旧盆入りした13日、八重山各地では、あの世からやってきた祖先とされるウシュマイ(爺)とンミー(婆)がファーマー(子や孫)を引き連れて家々を回る伝統行事「アンガマ」が始まった。巡回先では親族や地域住民、観光客らが集まり、ファーマーたちの踊りに手拍子を送り、ウシュマイ、ンミーのとんちを効かせた珍問答に笑いを誘われた。
このうち石垣の識名安男さん(67)=㈱信用組会長=宅では午後6時から、いしゃなぎら青年会(西表孫孝会長)のアンガマ一行23人が訪れた。
ウシュマイとンミーが仏壇に手を合わせ、新盆を迎えた父・信用さんをしのび、信用さんが創業した今年50周年の建築会社、㈱信用組の商売繁盛などを願った。

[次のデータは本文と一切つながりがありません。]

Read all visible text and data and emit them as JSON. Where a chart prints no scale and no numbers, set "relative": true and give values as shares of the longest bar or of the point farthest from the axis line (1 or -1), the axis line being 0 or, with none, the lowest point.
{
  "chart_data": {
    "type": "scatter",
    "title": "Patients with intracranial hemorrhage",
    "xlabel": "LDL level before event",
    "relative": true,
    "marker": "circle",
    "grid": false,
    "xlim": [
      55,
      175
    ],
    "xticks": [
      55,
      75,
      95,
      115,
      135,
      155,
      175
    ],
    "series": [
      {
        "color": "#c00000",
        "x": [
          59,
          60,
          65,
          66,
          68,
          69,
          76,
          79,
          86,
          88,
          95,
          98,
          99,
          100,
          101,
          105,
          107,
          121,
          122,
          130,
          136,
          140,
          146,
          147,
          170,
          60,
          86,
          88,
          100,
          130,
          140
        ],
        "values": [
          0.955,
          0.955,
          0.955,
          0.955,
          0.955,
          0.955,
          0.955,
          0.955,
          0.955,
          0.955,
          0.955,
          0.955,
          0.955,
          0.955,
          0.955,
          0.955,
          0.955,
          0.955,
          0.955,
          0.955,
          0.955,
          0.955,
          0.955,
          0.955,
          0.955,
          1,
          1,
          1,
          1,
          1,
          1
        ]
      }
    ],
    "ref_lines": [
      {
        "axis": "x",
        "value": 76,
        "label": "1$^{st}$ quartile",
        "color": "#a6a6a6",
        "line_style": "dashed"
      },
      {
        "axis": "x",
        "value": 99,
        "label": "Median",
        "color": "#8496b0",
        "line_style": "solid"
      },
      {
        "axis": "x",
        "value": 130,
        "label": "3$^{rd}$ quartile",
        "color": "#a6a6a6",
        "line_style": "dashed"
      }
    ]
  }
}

ファーマーが三線の演奏と踊りを披露する幕間に、ウシュマイとンミーが集まった観衆と機知に富んだ問答を裏声で交わし合った。
子どもから「どうして歯が1本だけなのか」との問いに、「お菓子ばっかり食べないで、寝る時と起きた時にちゃんと歯磨きしないと1本になるんだよ」と諭した。
また大工道具の「番匠矩(ばんじょうがね)」について問われ、「石垣には万能な人が多かったため、『いしゃなぎらは、ばんのう(ばんじょう)な人が多い』と言われた。信用さんもその1人」と答えた。
安男さんは「生前は親孝行できなかったから、これで少しは返せたかな」、弟の安信さん(64)は「あの世と現世が一緒になったと感じた。伝統文化をつないだ先輩、受け継いだ青年会に感謝したい」と感慨深げに話した。
アンガマは15日まで郡内各地で行われる。